Telč was on the crossroads of the merchant routes between Bohemia, Moravia and Austria.  In 1530 there was a huge fire that destroyed much of the town.

So rather than using using wood again, the town was rebuilt using stone.  Eventually, Telč was surrounded by walls.  Three large ponds were built that almost encircle the entire town.

The town's main square is famous for its 16th century houses.  Every house is distinctive.  North of the Alps, this is one of the best places to see Renaissance architecture.

Many of the houses did not have their own wells.  So until the mid-20th century, the pump, in the middle of the main square, was the main source of drinking water.

The plague column was built from 1716 to 1720.  The statue of St.

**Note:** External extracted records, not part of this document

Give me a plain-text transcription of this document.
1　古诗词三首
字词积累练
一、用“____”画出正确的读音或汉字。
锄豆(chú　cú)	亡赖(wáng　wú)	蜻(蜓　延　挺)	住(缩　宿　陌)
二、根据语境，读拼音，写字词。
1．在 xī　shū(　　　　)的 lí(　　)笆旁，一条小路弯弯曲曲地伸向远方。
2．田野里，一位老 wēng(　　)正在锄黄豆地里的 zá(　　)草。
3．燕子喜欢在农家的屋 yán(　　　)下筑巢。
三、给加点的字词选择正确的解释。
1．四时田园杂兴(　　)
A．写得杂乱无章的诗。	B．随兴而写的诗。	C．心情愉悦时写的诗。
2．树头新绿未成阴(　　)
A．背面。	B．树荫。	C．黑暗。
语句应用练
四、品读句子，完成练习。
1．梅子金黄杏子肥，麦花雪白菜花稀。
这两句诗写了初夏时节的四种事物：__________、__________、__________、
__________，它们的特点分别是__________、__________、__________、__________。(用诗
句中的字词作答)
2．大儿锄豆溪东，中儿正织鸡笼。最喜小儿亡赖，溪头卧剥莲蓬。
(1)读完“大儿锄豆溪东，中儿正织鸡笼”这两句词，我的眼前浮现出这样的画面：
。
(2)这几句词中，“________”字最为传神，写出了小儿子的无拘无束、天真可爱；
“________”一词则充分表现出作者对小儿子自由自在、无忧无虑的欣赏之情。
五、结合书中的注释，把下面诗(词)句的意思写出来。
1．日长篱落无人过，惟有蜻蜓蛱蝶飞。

Margaret was built at the end of the 17th century.

The Gothic castle was built at the end of the 14th century.  In 1550 it was renovated in to a Renaissance chateau.

The remains of the old steam mill are outside of the town.  It was first mentioned back in 1533.  In 1825 it became a dye-house, spinning and weaving mill.  In 1945, it was confiscated by the communist government and it became a grain mill until 1957 and then was used as a warehouse.  Since 2003, it has been on the list of endangered monuments in CŘ.

There is also a small Jewish cemetery outside of the town that was built in 1879 - 1880.  There are around 200 or so tombstones with inscriptions in Czech, German and Hebrew.  The cemetery was partly vandalized during and after the war.  The oldest tombstone dates back to the end of the 19th century.

In 1992, Telč's historic center was added as a UNESCO World Heritage Site.